During that school year (1969 - 1970 - during the Peace Movement) I got a peace sign on a necklace and began to wear it to classes and around the school, but I refrained from wearing it to Church. I had already worn it for a number of weeks when our school Principal called me into his office. I had no idea what he wanted. He proceeded to ask me how things were going and we chit-chatted for a while. Then he complimented me on the nice peace sign I was wearing. It was nice. He then complimented me for not wearing it on Sabbath. He then asked me if I felt that it was alright for a Christian to wear it at all. What could I say? What could I do? He hadn't condemned me and wasn't trying to control me. I knew that wearing it wasn't right. How could I try to excuse it? I took it off right there and then and never wore it again. I had no feelings of resentment or rebellion. In fact, I felt more at peace than I had ever felt before. I had made a right choice because I had chosen to do so, not because I had been coerced into it.

This, I believe, is the way we as Christians should treat each other and run our schools. Controlling others ultimately is impossible, so why even try? Yes, educating takes longer, it is harder, but the results are eternal, while controlling is only effective as long as you are present to enforce the rules, and no longer. Sadly, we have lost the majority of our youth today because there has been too much emphasis on outward behavior, while the experience in the heart has been overlooked.
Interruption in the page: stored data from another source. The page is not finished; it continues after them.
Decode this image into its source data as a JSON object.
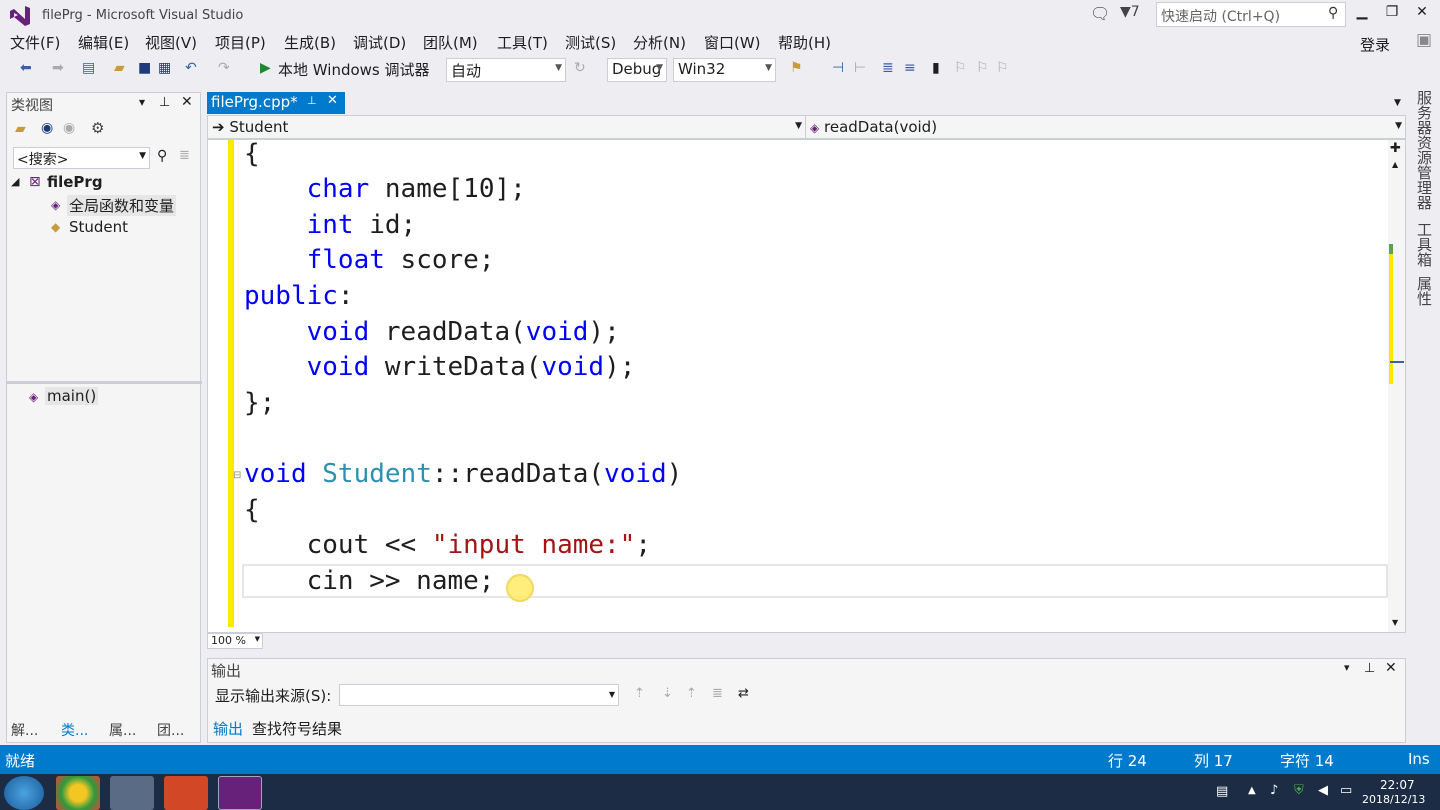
{
  "window": {
    "title": "filePrg - Microsoft Visual Studio",
    "notif_count": "7",
    "quick_launch_placeholder": "快速启动 (Ctrl+Q)"
  },
  "menu": [
    "文件(F)",
    "编辑(E)",
    "视图(V)",
    "项目(P)",
    "生成(B)",
    "调试(D)",
    "团队(M)",
    "工具(T)",
    "测试(S)",
    "分析(N)",
    "窗口(W)",
    "帮助(H)"
  ],
  "account": {
    "login": "登录"
  },
  "toolbar": {
    "debugger_label": "本地 Windows 调试器",
    "config_auto": "自动",
    "config": "Debug",
    "platform": "Win32"
  },
  "class_view": {
    "title": "类视图",
    "search_placeholder": "<搜索>",
    "tree": {
      "project": "filePrg",
      "globals": "全局函数和变量",
      "student": "Student"
    },
    "members": [
      "main()"
    ],
    "bottom_tabs": [
      "解...",
      "类...",
      "属...",
      "团..."
    ]
  },
  "editor": {
    "tab_label": "filePrg.cpp*",
    "nav_left": "Student",
    "nav_right": "readData(void)",
    "zoom": "100 %",
    "code": [
      "{",
      "    char name[10];",
      "    int id;",
      "    float score;",
      "public:",
      "    void readData(void);",
      "    void writeData(void);",
      "};",
      "",
      "void Student::readData(void)",
      "{",
      "    cout << \"input name:\";",
      "    cin >> name;"
    ]
  },
  "output": {
    "title": "输出",
    "source_label": "显示输出来源(S):",
    "tabs": [
      "输出",
      "查找符号结果"
    ]
  },
  "right_tabs": [
    "服务器资源管理器",
    "工具箱",
    "属性"
  ],
  "status": {
    "ready": "就绪",
    "line": "行 24",
    "col": "列 17",
    "char": "字符 14",
    "mode": "Ins"
  },
  "clock": {
    "time": "22:07",
    "date": "2018/12/13"
  },
  "colors": {
    "accent": "#007acc",
    "keyword": "#0000ff",
    "type": "#2b91af",
    "string": "#a31515",
    "change_bar": "#fbe900"
  }
}
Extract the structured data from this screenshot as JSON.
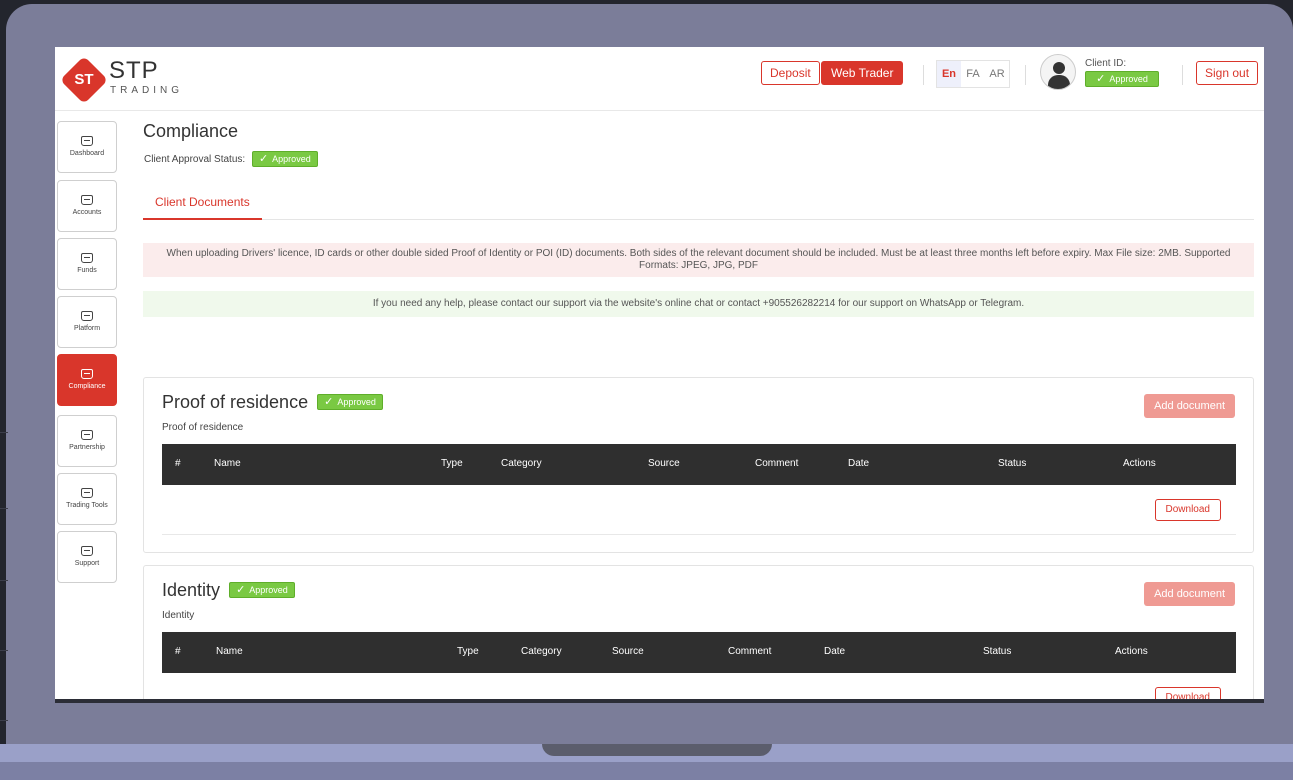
{
  "header": {
    "logo_abbrev": "ST",
    "logo_name": "STP",
    "logo_sub": "TRADING",
    "deposit_label": "Deposit",
    "web_trader_label": "Web Trader",
    "languages": [
      "En",
      "FA",
      "AR"
    ],
    "active_language": "En",
    "client_id_label": "Client ID:",
    "client_status": "Approved",
    "sign_out_label": "Sign out"
  },
  "sidebar": {
    "items": [
      {
        "label": "Dashboard",
        "icon": "home-icon",
        "active": false
      },
      {
        "label": "Accounts",
        "icon": "home-icon",
        "active": false
      },
      {
        "label": "Funds",
        "icon": "home-icon",
        "active": false
      },
      {
        "label": "Platform",
        "icon": "home-icon",
        "active": false
      },
      {
        "label": "Compliance",
        "icon": "home-icon",
        "active": true
      },
      {
        "label": "Partnership",
        "icon": "home-icon",
        "active": false
      },
      {
        "label": "Trading Tools",
        "icon": "home-icon",
        "active": false
      },
      {
        "label": "Support",
        "icon": "home-icon",
        "active": false
      }
    ]
  },
  "main": {
    "title": "Compliance",
    "approval_label": "Client Approval Status:",
    "approval_status": "Approved",
    "tab_label": "Client Documents",
    "notice_upload": "When uploading Drivers' licence, ID cards or other double sided Proof of Identity or POI (ID) documents. Both sides of the relevant document should be included. Must be at least three months left before expiry. Max File size: 2MB. Supported Formats: JPEG, JPG, PDF",
    "notice_help": "If you need any help, please contact our support via the website's online chat or contact +905526282214 for our support on WhatsApp or Telegram.",
    "sections": [
      {
        "title": "Proof of residence",
        "status": "Approved",
        "subtitle": "Proof of residence",
        "add_label": "Add document",
        "columns": [
          "#",
          "Name",
          "Type",
          "Category",
          "Source",
          "Comment",
          "Date",
          "Status",
          "Actions"
        ],
        "row_action": "Download"
      },
      {
        "title": "Identity",
        "status": "Approved",
        "subtitle": "Identity",
        "add_label": "Add document",
        "columns": [
          "#",
          "Name",
          "Type",
          "Category",
          "Source",
          "Comment",
          "Date",
          "Status",
          "Actions"
        ],
        "row_action": "Download"
      }
    ]
  },
  "colors": {
    "brand_red": "#d9362b",
    "approved_green": "#7ac943",
    "table_header": "#2f2f2f",
    "laptop_frame": "#7b7d99"
  }
}
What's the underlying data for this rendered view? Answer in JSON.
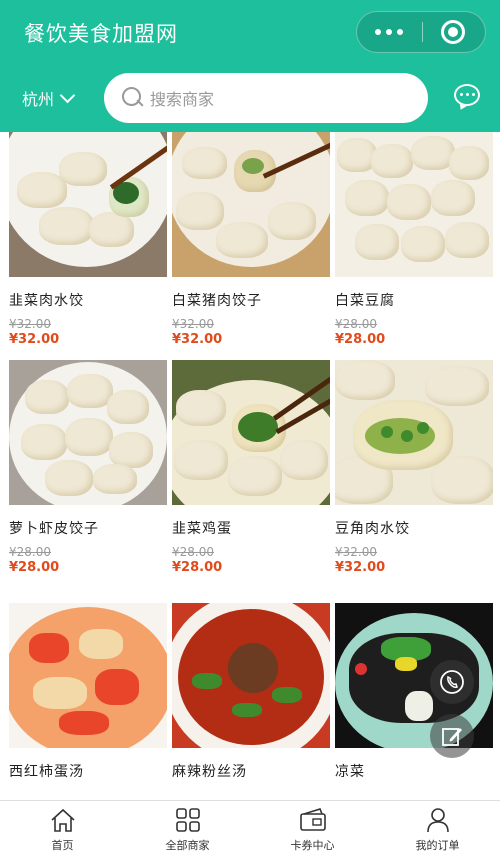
{
  "header": {
    "title": "餐饮美食加盟网",
    "city": "杭州",
    "search_placeholder": "搜索商家",
    "bg_color": "#1dbf9c"
  },
  "products": [
    {
      "name": "韭菜肉水饺",
      "old_price": "¥32.00",
      "price": "¥32.00"
    },
    {
      "name": "白菜猪肉饺子",
      "old_price": "¥32.00",
      "price": "¥32.00"
    },
    {
      "name": "白菜豆腐",
      "old_price": "¥28.00",
      "price": "¥28.00"
    },
    {
      "name": "萝卜虾皮饺子",
      "old_price": "¥28.00",
      "price": "¥28.00"
    },
    {
      "name": "韭菜鸡蛋",
      "old_price": "¥28.00",
      "price": "¥28.00"
    },
    {
      "name": "豆角肉水饺",
      "old_price": "¥32.00",
      "price": "¥32.00"
    },
    {
      "name": "西红柿蛋汤",
      "old_price": "",
      "price": ""
    },
    {
      "name": "麻辣粉丝汤",
      "old_price": "",
      "price": ""
    },
    {
      "name": "凉菜",
      "old_price": "",
      "price": ""
    }
  ],
  "tabbar": [
    {
      "label": "首页",
      "icon": "home-icon"
    },
    {
      "label": "全部商家",
      "icon": "grid-icon"
    },
    {
      "label": "卡券中心",
      "icon": "ticket-icon"
    },
    {
      "label": "我的订单",
      "icon": "user-icon"
    }
  ],
  "colors": {
    "accent": "#1dbf9c",
    "price": "#e14b1b"
  }
}
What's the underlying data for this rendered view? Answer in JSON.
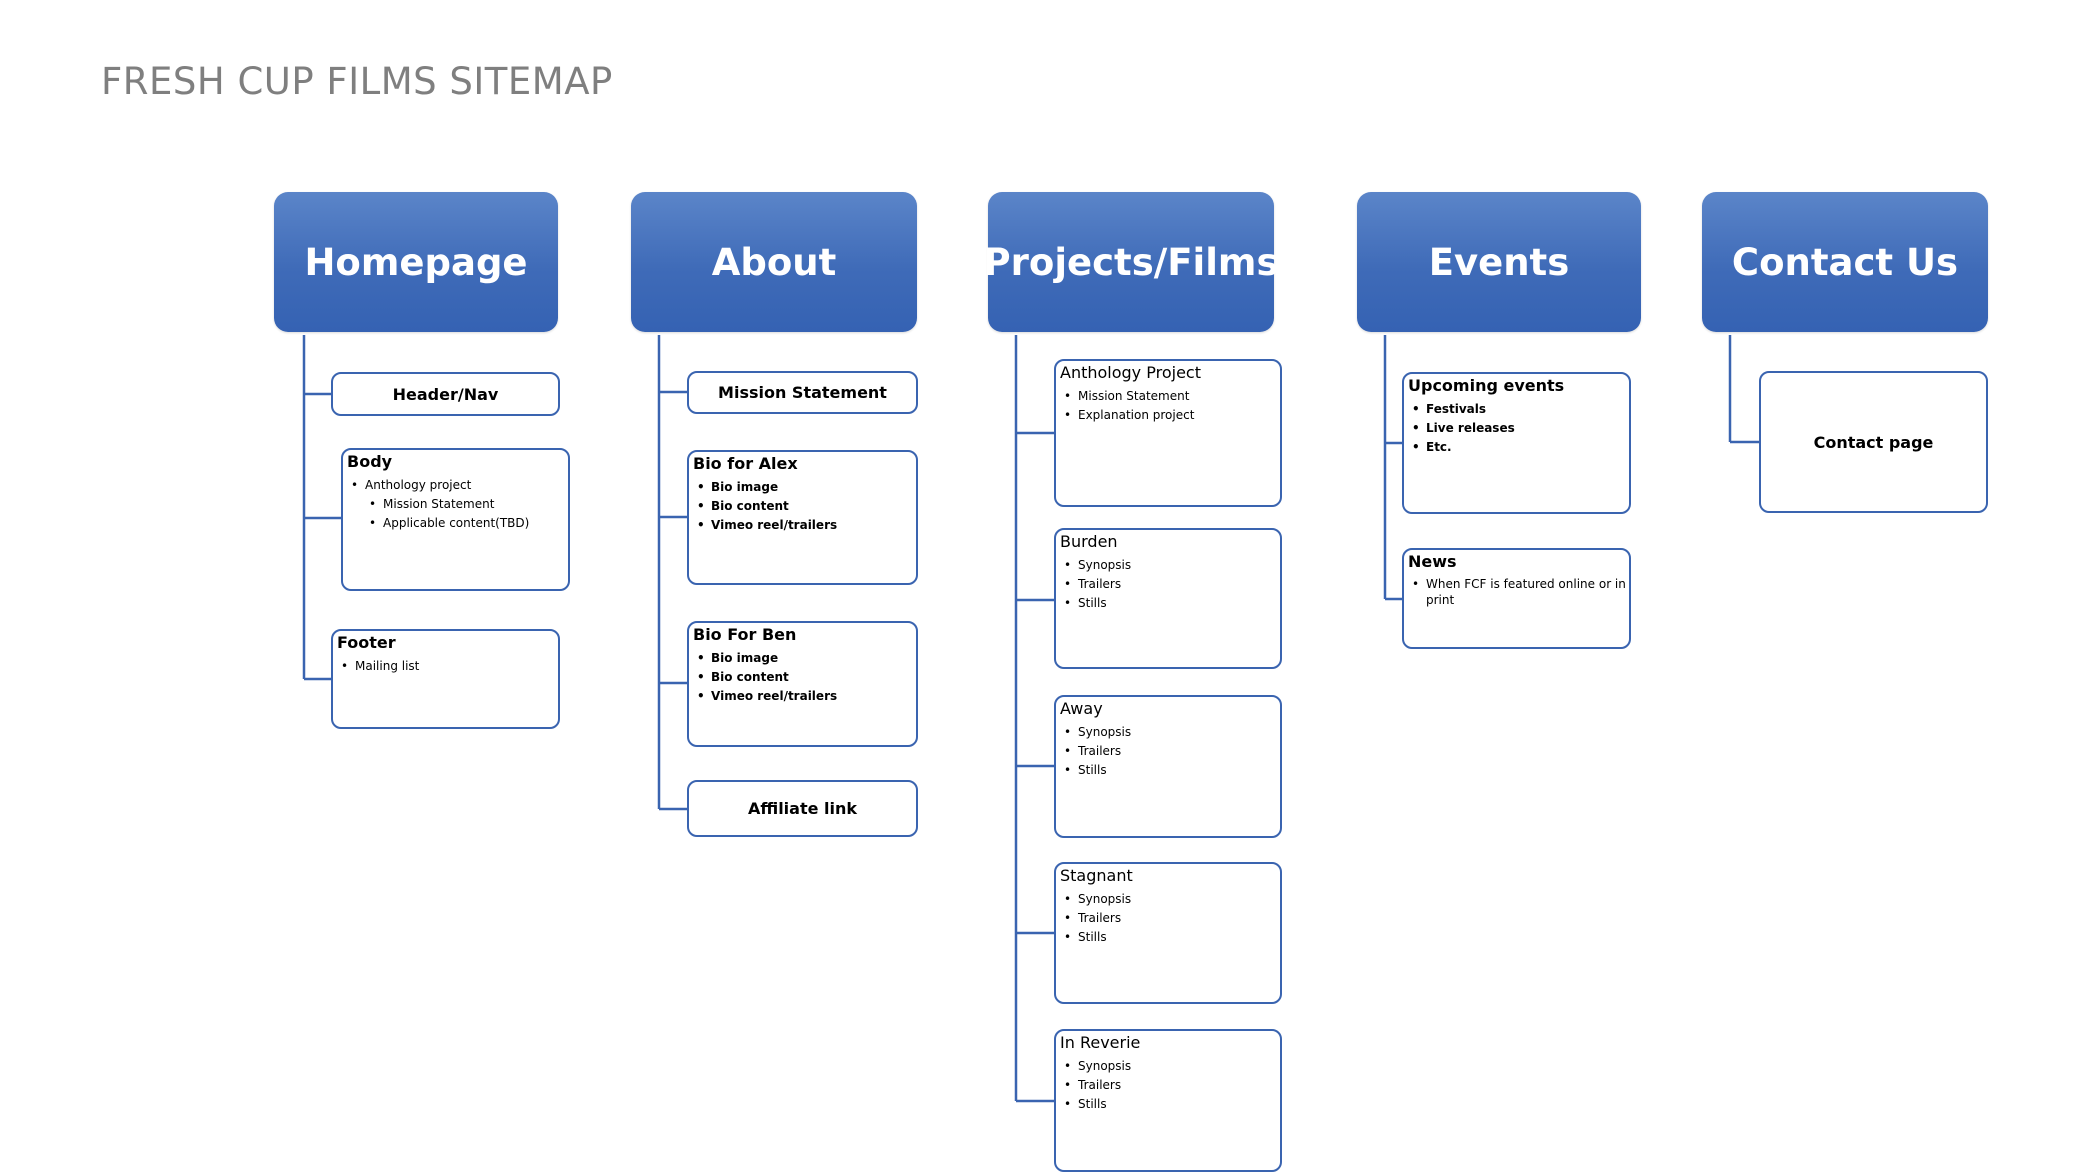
{
  "title": "FRESH CUP FILMS SITEMAP",
  "columns": [
    {
      "heading": "Homepage",
      "nodes": [
        {
          "label": "Header/Nav"
        },
        {
          "title": "Body",
          "items": [
            "Anthology project",
            "Mission Statement",
            "Applicable content(TBD)"
          ]
        },
        {
          "title": "Footer",
          "items": [
            "Mailing list"
          ]
        }
      ]
    },
    {
      "heading": "About",
      "nodes": [
        {
          "label": "Mission Statement"
        },
        {
          "title": "Bio for Alex",
          "items": [
            "Bio image",
            "Bio content",
            "Vimeo reel/trailers"
          ]
        },
        {
          "title": "Bio For Ben",
          "items": [
            "Bio image",
            "Bio content",
            "Vimeo reel/trailers"
          ]
        },
        {
          "label": "Affiliate  link"
        }
      ]
    },
    {
      "heading": "Projects/Films",
      "nodes": [
        {
          "title": "Anthology Project",
          "items": [
            "Mission Statement",
            "Explanation  project"
          ]
        },
        {
          "title": "Burden",
          "items": [
            "Synopsis",
            "Trailers",
            "Stills"
          ]
        },
        {
          "title": "Away",
          "items": [
            "Synopsis",
            "Trailers",
            "Stills"
          ]
        },
        {
          "title": "Stagnant",
          "items": [
            "Synopsis",
            "Trailers",
            "Stills"
          ]
        },
        {
          "title": "In Reverie",
          "items": [
            "Synopsis",
            "Trailers",
            "Stills"
          ]
        }
      ]
    },
    {
      "heading": "Events",
      "nodes": [
        {
          "title": "Upcoming events",
          "items": [
            "Festivals",
            "Live releases",
            "Etc."
          ]
        },
        {
          "title": "News",
          "items": [
            "When  FCF is featured  online or in print"
          ]
        }
      ]
    },
    {
      "heading": "Contact Us",
      "nodes": [
        {
          "label": "Contact page"
        }
      ]
    }
  ]
}
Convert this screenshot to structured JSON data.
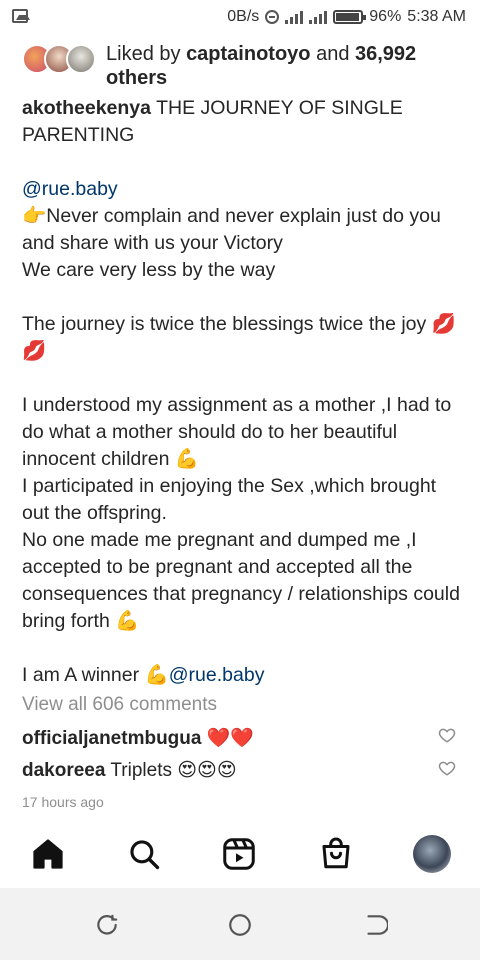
{
  "status_bar": {
    "net_speed": "0B/s",
    "battery": "96%",
    "time": "5:38 AM"
  },
  "likes": {
    "prefix": "Liked by ",
    "user": "captainotoyo",
    "middle": " and ",
    "count": "36,992",
    "suffix": "others"
  },
  "caption": {
    "username": "akotheekenya",
    "title": "THE JOURNEY OF SINGLE PARENTING",
    "mention": "@rue.baby",
    "line1_emoji": "👉",
    "line1": "Never complain  and never explain just do you and share with us your Victory",
    "line2": "We care very less by the way",
    "line3": "The journey is twice the blessings twice the joy",
    "line3_emoji": "💋💋",
    "line4": "I understood my assignment as a mother ,I had to do what a mother should do to her beautiful innocent children",
    "line4_emoji": "💪",
    "line5": "I participated in enjoying the Sex ,which brought out the offspring.",
    "line6": "No one made me pregnant and dumped me ,I accepted to be pregnant and accepted all the consequences that pregnancy / relationships could bring forth",
    "line6_emoji": "💪",
    "line7": "I am A winner",
    "line7_emoji": "💪",
    "line7_mention": "@rue.baby"
  },
  "view_comments": "View all 606 comments",
  "comments": [
    {
      "user": "officialjanetmbugua",
      "text": "❤️❤️"
    },
    {
      "user": "dakoreea",
      "text": "Triplets 😍😍😍"
    }
  ],
  "timestamp": "17 hours ago",
  "icons": {
    "gallery": "image-icon",
    "home": "home-icon",
    "search": "search-icon",
    "reels": "reels-icon",
    "shop": "shop-icon",
    "heart": "heart-outline-icon"
  }
}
"The training of children must be conducted on a different principle from that which governs the training of irrational animals. The brute has only to be accustomed to submit to its master, but the child must be taught to control himself. The will must be trained to obey the dictates of reason and conscience. A child may be so disciplined as to have, like the beast, no will of its own, his individuality being lost in that of his teacher. Such training is unwise, and its effect disastrous. Children thus educated will be deficient in firmness and decision. They are not taught to act from principle; the reasoning powers are not strengthened by exercise. So far as possible, every child should be trained to self-reliance. By calling into exercise the various faculties, he will learn where he is strongest, and in what he is deficient. A wise instructor will give special attention to the development of the weaker traits, that the child may form a well-balanced, harmonious character." Child Guidance 39

"God never designed that one human mind should be under the complete control of another human mind. And those who make efforts to have the individuality of their pupils submerged in themselves, and they be mind, will, and conscience for their pupils, assume fearful responsibilities. These scholars may, upon certain occasions, appear like well-drilled soldiers. But when the restraint is removed, there will be seen a want of independent action from firm principle, existing in them. But those who make it their object so to educate their pupils that they may see and feel that the power lies in themselves to make men and women of firm principle, qualified for any position in life, are the most useful and permanently successful teachers. Their work may not show to the very best advantage to careless observers, and their labors may not be valued as highly as the teacher who holds the will and mind of his scholars by absolute authority, but the future lives of the pupils will show the fruits of the better plan of education." Christian Education 7

Galatians 5 says "we've been set free"! Does that mean freedom to do all those exciting things the world does? No way! It means something far different and far greater than that. It means that because of the work Christ did upon the cross, we're actually now free to live a life pleasing to God. Before we knew Christ we were enslaved to our human passions, but as Christians, we are now at liberty to represent the very likeness of Christ through the way we live. We've been set free from man-made rules. We're now able to freely choose to bear the fruit of "love, joy, peace, patience, kindness, goodness, faithfulness, gentleness and self-control" (Galatians 5:22-23). Our entire life as Christians needs to be a reflection of this wondrous truth.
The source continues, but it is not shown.